Hospitals and insurers will howl, but the Trump administration today took a big step toward consumer empowerment with administrative actions designed to increase price transparency for hospital and other medical charges.
Galen Senior Fellow Brian Blase, who was instrumental in developing the executive order on price transparency issued in June, congratulated the administration for its proposed and final rules today. “Transparent prices, particularly linked with incentives for consumers to search for value, will put downward pressure on health care costs and should reduce inefficient spending.”

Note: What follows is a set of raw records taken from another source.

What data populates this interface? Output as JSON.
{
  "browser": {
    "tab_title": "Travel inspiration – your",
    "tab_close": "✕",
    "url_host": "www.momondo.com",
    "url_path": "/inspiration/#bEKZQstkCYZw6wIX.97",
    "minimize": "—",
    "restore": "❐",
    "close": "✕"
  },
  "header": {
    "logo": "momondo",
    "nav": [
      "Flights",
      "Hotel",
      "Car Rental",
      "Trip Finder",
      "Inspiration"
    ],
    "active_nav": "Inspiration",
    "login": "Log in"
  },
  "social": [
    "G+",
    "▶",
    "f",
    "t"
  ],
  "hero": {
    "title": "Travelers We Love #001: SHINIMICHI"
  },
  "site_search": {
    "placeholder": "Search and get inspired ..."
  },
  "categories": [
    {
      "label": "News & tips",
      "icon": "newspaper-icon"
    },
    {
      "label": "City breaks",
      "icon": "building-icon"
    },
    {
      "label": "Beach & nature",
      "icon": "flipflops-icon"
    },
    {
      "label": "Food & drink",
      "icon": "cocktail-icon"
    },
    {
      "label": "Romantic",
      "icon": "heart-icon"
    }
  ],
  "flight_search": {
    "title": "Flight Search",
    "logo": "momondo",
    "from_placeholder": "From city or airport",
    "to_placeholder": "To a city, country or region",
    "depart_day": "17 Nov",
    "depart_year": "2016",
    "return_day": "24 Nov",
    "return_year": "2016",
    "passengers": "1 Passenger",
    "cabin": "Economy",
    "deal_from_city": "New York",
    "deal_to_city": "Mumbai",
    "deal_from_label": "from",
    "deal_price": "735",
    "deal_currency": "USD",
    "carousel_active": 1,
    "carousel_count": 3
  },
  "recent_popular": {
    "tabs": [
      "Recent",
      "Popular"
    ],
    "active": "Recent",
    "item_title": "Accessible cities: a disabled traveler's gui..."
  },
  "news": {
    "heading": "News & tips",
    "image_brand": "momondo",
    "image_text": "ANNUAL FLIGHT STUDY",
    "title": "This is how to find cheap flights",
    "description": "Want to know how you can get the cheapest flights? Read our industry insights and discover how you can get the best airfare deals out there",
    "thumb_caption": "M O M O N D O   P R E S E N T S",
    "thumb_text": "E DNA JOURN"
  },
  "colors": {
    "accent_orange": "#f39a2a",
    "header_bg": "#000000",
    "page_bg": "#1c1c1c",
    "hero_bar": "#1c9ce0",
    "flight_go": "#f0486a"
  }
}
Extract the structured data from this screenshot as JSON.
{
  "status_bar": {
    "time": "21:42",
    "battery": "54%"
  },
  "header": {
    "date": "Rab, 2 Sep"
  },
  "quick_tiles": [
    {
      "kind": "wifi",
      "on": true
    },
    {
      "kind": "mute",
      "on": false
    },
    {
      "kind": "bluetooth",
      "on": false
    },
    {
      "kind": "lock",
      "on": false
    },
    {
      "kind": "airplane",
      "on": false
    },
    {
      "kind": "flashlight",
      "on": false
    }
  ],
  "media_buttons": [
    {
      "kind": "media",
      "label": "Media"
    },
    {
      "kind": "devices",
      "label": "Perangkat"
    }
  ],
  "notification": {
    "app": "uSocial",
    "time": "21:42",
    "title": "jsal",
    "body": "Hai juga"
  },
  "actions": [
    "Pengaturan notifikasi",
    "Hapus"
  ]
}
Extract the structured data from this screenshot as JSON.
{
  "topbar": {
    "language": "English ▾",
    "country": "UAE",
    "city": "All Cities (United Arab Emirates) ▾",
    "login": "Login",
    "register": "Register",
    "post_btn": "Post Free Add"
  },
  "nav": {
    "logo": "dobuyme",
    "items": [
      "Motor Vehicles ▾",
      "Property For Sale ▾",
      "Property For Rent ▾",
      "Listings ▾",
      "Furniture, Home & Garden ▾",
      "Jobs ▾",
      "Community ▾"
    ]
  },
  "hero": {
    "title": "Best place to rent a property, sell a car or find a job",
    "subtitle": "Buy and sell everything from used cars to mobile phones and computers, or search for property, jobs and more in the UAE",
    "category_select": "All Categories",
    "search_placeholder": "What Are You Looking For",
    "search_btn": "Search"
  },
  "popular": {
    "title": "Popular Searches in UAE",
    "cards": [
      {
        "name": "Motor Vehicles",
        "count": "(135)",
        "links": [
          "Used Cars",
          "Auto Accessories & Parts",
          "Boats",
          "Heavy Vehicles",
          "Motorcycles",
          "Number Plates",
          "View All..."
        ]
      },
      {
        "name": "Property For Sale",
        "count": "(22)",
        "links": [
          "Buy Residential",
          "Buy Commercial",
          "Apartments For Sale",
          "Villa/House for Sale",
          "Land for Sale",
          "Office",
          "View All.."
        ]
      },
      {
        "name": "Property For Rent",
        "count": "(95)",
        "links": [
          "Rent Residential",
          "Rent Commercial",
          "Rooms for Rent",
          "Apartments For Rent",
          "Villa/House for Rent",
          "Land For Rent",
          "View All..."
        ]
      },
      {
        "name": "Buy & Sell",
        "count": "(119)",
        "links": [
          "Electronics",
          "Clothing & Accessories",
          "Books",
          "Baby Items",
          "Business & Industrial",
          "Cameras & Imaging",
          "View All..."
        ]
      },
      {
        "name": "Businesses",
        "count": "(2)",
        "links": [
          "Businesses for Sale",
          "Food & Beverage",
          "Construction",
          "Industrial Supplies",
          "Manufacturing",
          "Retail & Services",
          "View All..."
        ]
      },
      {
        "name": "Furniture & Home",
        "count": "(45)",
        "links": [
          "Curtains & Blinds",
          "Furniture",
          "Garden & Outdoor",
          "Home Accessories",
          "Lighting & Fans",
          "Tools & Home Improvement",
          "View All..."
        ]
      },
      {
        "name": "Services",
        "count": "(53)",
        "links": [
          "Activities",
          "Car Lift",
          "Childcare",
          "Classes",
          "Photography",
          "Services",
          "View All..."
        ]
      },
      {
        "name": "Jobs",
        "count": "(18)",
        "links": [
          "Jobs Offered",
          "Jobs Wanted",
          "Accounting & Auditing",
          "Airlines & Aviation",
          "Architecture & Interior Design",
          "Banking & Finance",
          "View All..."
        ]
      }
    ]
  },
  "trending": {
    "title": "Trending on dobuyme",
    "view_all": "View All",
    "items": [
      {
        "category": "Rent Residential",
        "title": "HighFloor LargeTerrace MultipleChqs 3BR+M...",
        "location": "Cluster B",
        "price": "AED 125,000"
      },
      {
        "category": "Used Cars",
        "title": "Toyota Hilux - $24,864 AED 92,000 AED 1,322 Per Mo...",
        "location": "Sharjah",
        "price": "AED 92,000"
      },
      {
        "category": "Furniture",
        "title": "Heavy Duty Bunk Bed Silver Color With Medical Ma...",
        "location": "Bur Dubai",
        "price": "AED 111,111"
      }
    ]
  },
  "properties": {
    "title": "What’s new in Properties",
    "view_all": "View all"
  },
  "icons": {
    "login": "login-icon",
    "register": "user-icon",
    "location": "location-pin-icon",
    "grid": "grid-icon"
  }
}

While skeptics argue that health insurance insulates patients from prices so they have little incentive to seek out the cheapest provider, studies show that when do consumers shop, they can save a lot. For example, people who used a price website in New Hampshire prior to medical imaging visits saved 36%.
Price transparency is a key part of the landmark Choice and Competition report released earlier by the Trump administration (which Brian also was instrumental in creating). And Brian’s latest paper for the Galen Institute on price transparency provides a detailed overview of the successes transparency brings to increasing choices and reducing health costs.
With consumers paying larger and larger shares of their medical bills out of pocket, price transparency helps them to negotiate lower prices. A patient in Georgia was quoted a price of $40,000 for a surgical procedure, but she checked with the Surgery Center of Oklahoma that would do it for $3,500. The patient went back to the Georgia hospital for a better price, and they agreed to do it for $3,500.
Brian explains: “If enough people become shoppers, higher-priced facilities will begin to lower prices. This happened in California when the state adopted a reference pricing model for state employees. The result: a 9 to 14 percentage point increase in the use of low-price facilities and a 17 to 21 percent reduction in prices.”
Transparency also is a key element in addressing surprise billing, as Galen Senior Fellow Doug Badger explains in “How Congress Should Deal with Surprise Medical Bills for Patients.”
Even when they have coverage, patients are often in the dark about the cost of their health care until after they receive the services and get the bill.
Rather than using the sledge hammers of government-set prices or costly and time-consuming arbitration, Doug recommends, for example, requiring hospitals to give patients timely, good-faith estimates in advance of elective procedures so they don’t face huge and unexpected bills afterward from out-of-network providers.
“The best way to protect patients is to let them protect themselves through greater transparency, more information, and more freedom and control over their own health care spending,” Doug says.
The administration’s proposed “Transparency in Coverage” rule would require most employer-based group health plans and health insurance issuers to disclose, in advance, price and cost-sharing information to participants, beneficiaries, and enrollees.
“With this information, patients will have accurate estimates of any out-of-pocket costs they must pay to meet their plan’s deductible, co-pay, or co-insurance requirements,” CMS Administrator Seema Verma says.
“Today’s transparency announcement may be a more significant change to American healthcare markets than any other single thing we’ve done, by shining light on the costs of our shadowy system and finally putting the American patient in control,” HHS Sec. Alex Azar said in making the announcement.
President Trump will feature the announcement in a White House event at 2 p.m. EST today.
Expect a brouhaha from hospitals and insurers. The Federation of American Hospitals said earlier it will “explore its potential legal options.” They can be expected to argue the hospital transparency rule will constrain private contract negotiation and could fuel anti-competitive behavior.
Cynthia Fisher, a strong supporter of the administration’s transparency policies and founder of Patient Rights Advocate, counters: “When armed with the knowledge and information about the negotiated rates and cash prices that providers, insurers, and third-party administrators currently keep shrouded in secrecy, employers and patients can shop for price and quality.”